40 To 47 Wilmington Square And Attached Railings is a Grade II listed building in the Islington local planning authority area, England. Terraced houses. 14 related planning applications.
40 To 47 Wilmington Square And Attached Railings
- WRENN ID
- first-glass-oak
- Grade
- II
- Local Planning Authority
- Islington
- Country
- England
- Type
- Terraced houses
- Source
- Historic England listing
Description
The property comprises eight terraced houses, numbers 40 to 47 Wilmington Square, built between 1819 and 1831. They were designed by John Wilson, a builder for Lord Compton and the Spa Fields Estate. The houses are constructed of yellow stock brick in Flemish bond, with banded and rusticated brick (at numbers 40 and 47) and stucco to the ground floor and dressings. The roofs are hidden behind a parapet, with brick party-wall stacks. The houses follow a side-hall entrance plan with a staircase. They are four storeys high, with a basement, and generally have two windows per facade, plus one window to the right-hand return wall in Attneave Street (at number 40).

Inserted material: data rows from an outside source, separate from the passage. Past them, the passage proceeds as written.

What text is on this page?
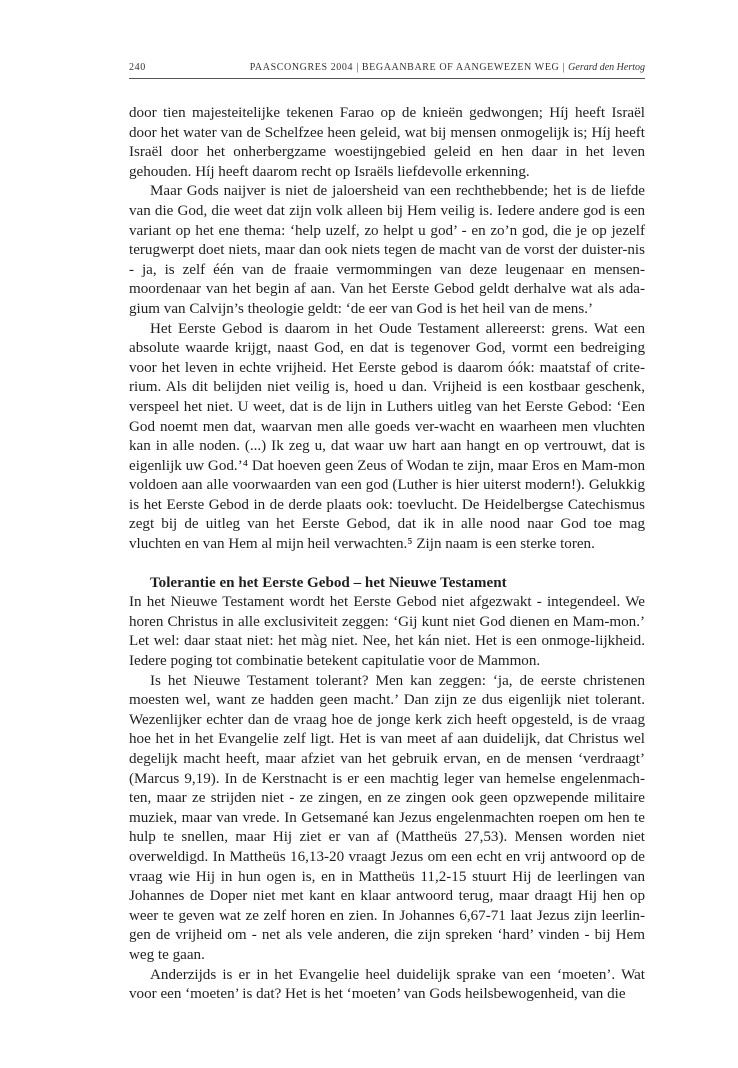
240	PAASCONGRES 2004 | BEGAANBARE OF AANGEWEZEN WEG | Gerard den Hertog

door tien majesteitelijke tekenen Farao op de knieën gedwongen; Híj heeft Israël door het water van de Schelfzee heen geleid, wat bij mensen onmogelijk is; Híj heeft Israël door het onherbergzame woestijngebied geleid en hen daar in het leven gehouden. Híj heeft daarom recht op Israëls liefdevolle erkenning.

Maar Gods naijver is niet de jaloersheid van een rechthebbende; het is de liefde van die God, die weet dat zijn volk alleen bij Hem veilig is. Iedere andere god is een variant op het ene thema: ‘help uzelf, zo helpt u god’ - en zo’n god, die je op jezelf terugwerpt doet niets, maar dan ook niets tegen de macht van de vorst der duister-nis - ja, is zelf één van de fraaie vermommingen van deze leugenaar en mensen-moordenaar van het begin af aan. Van het Eerste Gebod geldt derhalve wat als ada-gium van Calvijn’s theologie geldt: ‘de eer van God is het heil van de mens.’

Het Eerste Gebod is daarom in het Oude Testament allereerst: grens. Wat een absolute waarde krijgt, naast God, en dat is tegenover God, vormt een bedreiging voor het leven in echte vrijheid. Het Eerste gebod is daarom óók: maatstaf of crite-rium. Als dit belijden niet veilig is, hoed u dan. Vrijheid is een kostbaar geschenk, verspeel het niet. U weet, dat is de lijn in Luthers uitleg van het Eerste Gebod: ‘Een God noemt men dat, waarvan men alle goeds ver-wacht en waarheen men vluchten kan in alle noden. (...) Ik zeg u, dat waar uw hart aan hangt en op vertrouwt, dat is eigenlijk uw God.’⁴ Dat hoeven geen Zeus of Wodan te zijn, maar Eros en Mam-mon voldoen aan alle voorwaarden van een god (Luther is hier uiterst modern!). Gelukkig is het Eerste Gebod in de derde plaats ook: toevlucht. De Heidelbergse Catechismus zegt bij de uitleg van het Eerste Gebod, dat ik in alle nood naar God toe mag vluchten en van Hem al mijn heil verwachten.⁵ Zijn naam is een sterke toren.

Tolerantie en het Eerste Gebod – het Nieuwe Testament

In het Nieuwe Testament wordt het Eerste Gebod niet afgezwakt - integendeel. We horen Christus in alle exclusiviteit zeggen: ‘Gij kunt niet God dienen en Mam-mon.’ Let wel: daar staat niet: het màg niet. Nee, het kán niet. Het is een onmoge-lijkheid. Iedere poging tot combinatie betekent capitulatie voor de Mammon.

Is het Nieuwe Testament tolerant? Men kan zeggen: ‘ja, de eerste christenen moesten wel, want ze hadden geen macht.’ Dan zijn ze dus eigenlijk niet tolerant. Wezenlijker echter dan de vraag hoe de jonge kerk zich heeft opgesteld, is de vraag hoe het in het Evangelie zelf ligt. Het is van meet af aan duidelijk, dat Christus wel degelijk macht heeft, maar afziet van het gebruik ervan, en de mensen ‘verdraagt’ (Marcus 9,19). In de Kerstnacht is er een machtig leger van hemelse engelenmach-ten, maar ze strijden niet - ze zingen, en ze zingen ook geen opzwepende militaire muziek, maar van vrede. In Getsemané kan Jezus engelenmachten roepen om hen te hulp te snellen, maar Hij ziet er van af (Mattheüs 27,53). Mensen worden niet overweldigd. In Mattheüs 16,13-20 vraagt Jezus om een echt en vrij antwoord op de vraag wie Hij in hun ogen is, en in Mattheüs 11,2-15 stuurt Hij de leerlingen van Johannes de Doper niet met kant en klaar antwoord terug, maar draagt Hij hen op weer te geven wat ze zelf horen en zien. In Johannes 6,67-71 laat Jezus zijn leerlin-gen de vrijheid om - net als vele anderen, die zijn spreken ‘hard’ vinden - bij Hem weg te gaan.

Anderzijds is er in het Evangelie heel duidelijk sprake van een ‘moeten’. Wat voor een ‘moeten’ is dat? Het is het ‘moeten’ van Gods heilsbewogenheid, van die
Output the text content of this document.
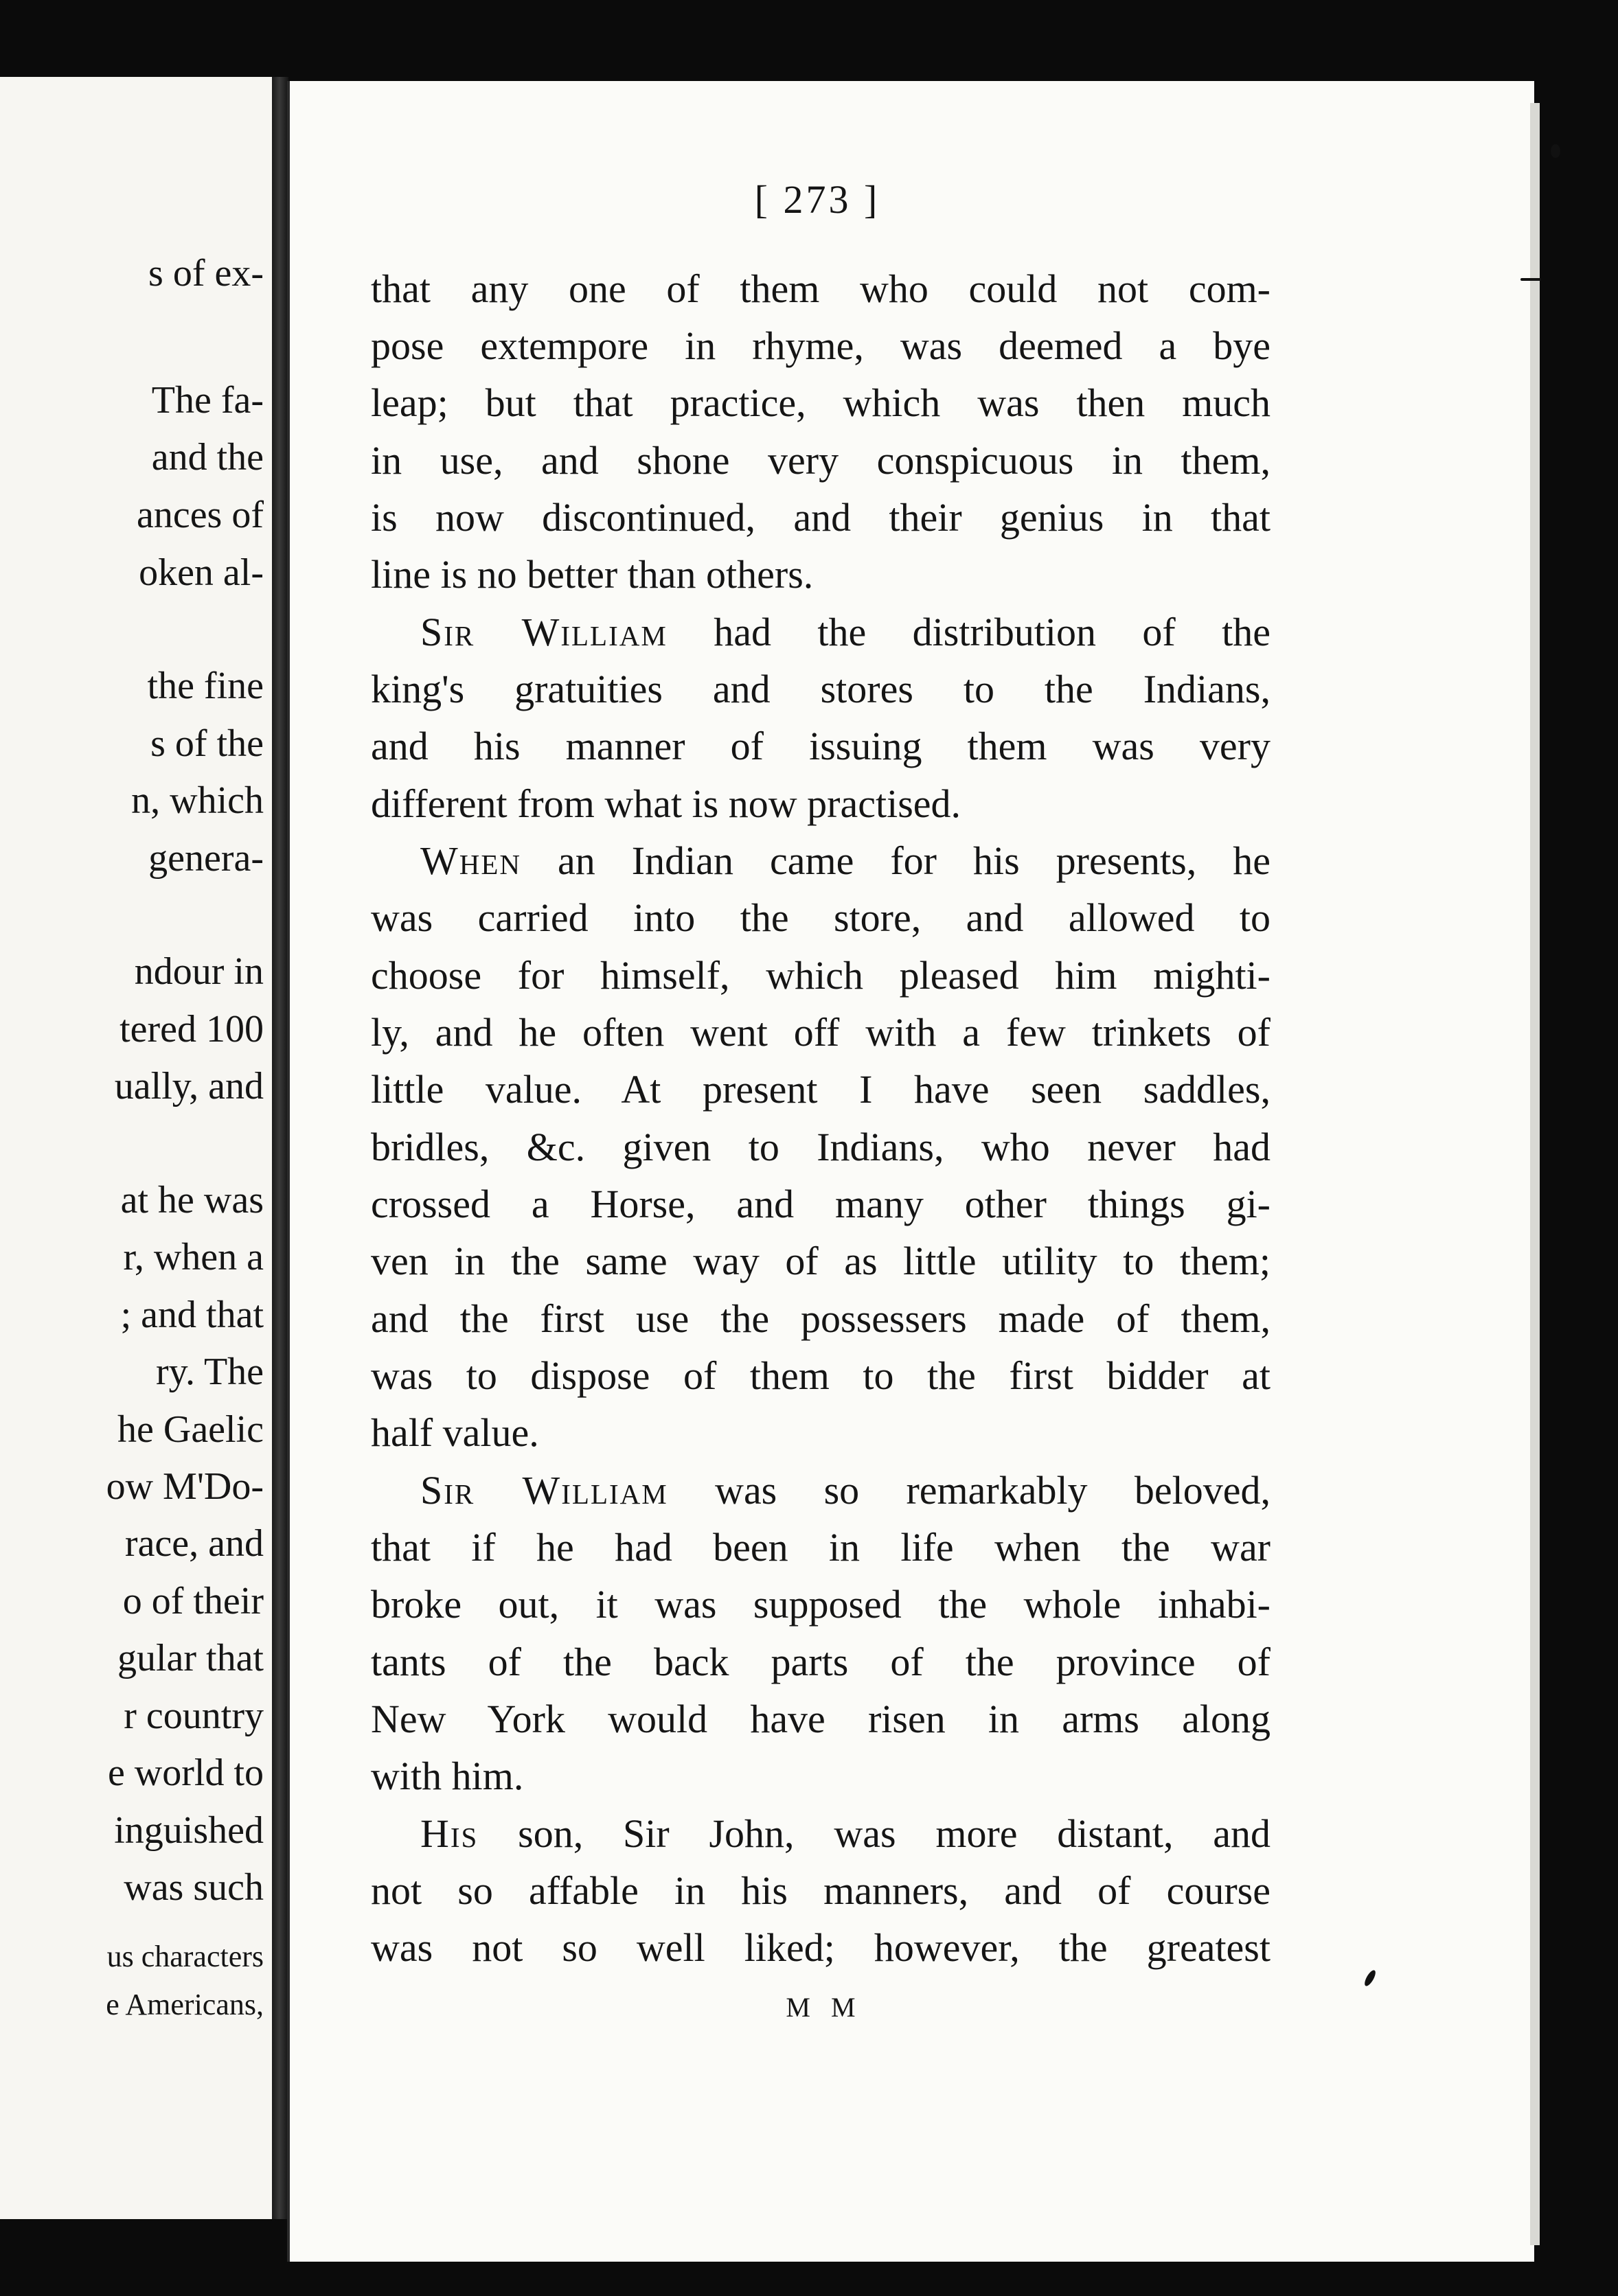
s of ex-
The fa-
and the
ances of
oken al-
the fine
s of the
n, which
genera-
ndour in
tered 100
ually, and
at he was
r, when a
; and that
ry. The
he Gaelic
ow M'Do-
race, and
o of their
gular that
r country
e world to
inguished
was such
us characters
e Americans,
[ 273 ]
that any one of them who could not com-
pose extempore in rhyme, was deemed a bye
leap; but that practice, which was then much
in use, and shone very conspicuous in them,
is now discontinued, and their genius in that
line is no better than others.
Sir William had the distribution of the
king's gratuities and stores to the Indians,
and his manner of issuing them was very
different from what is now practised.
When an Indian came for his presents, he
was carried into the store, and allowed to
choose for himself, which pleased him mighti-
ly, and he often went off with a few trinkets of
little value. At present I have seen saddles,
bridles, &c. given to Indians, who never had
crossed a Horse, and many other things gi-
ven in the same way of as little utility to them;
and the first use the possessers made of them,
was to dispose of them to the first bidder at
half value.
Sir William was so remarkably beloved,
that if he had been in life when the war
broke out, it was supposed the whole inhabi-
tants of the back parts of the province of
New York would have risen in arms along
with him.
His son, Sir John, was more distant, and
not so affable in his manners, and of course
was not so well liked; however, the greatest
M M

The group is symmetrical, with projecting end houses. Steps lead to the entrances; number 40 has a one-storey entrance extension. Round-arched doorways are set within narrow stucco recesses with fluted quarter-column jambs, except at number 40, which has reeded jambs with stops, carrying a corniced head, fanlight (present at numbers 40, 42, 43, and 47 with patterned designs), and an original panelled door (at numbers 42 and 47, replaced in the 20th century). Ground-floor sashes have 6/6 curved and radial glazing bars, all with gauged-brick flat arches, except for the first-floor sashes in the right-end house, which have gauged-brick round arches. A stucco sill band is present on the first floor (absent at number 40) beneath full-length 6/6 sashes, most of which have individual cast-iron balconies (except at numbers 44, 45, and 47, where they are coupled and supported by iron brackets). Stucco storey bands delineate the second (6/6 sashes) and third (3/3 sashes) floors; the third floor also has a projecting stucco cornice and sill band, except at number 47, which has been cut back and rendered in concrete. The stucco cornice and blocking course have been altered, except at number 47, where they have been cut back, heightened, and rendered in concrete. Attached cast-iron railings incorporate urn finials.
Wilmington Square was created from the Earls of Northampton's Spa Fields Estate, which in 1817 the ninth Earl assigned to his heir Lord Compton. The subsequent building in Wilmington Square was one of London's first post-Waterloo developments. Financial difficulties led to a reduction in the square's depth, leaving it as a backwater on the fringes of larger estates.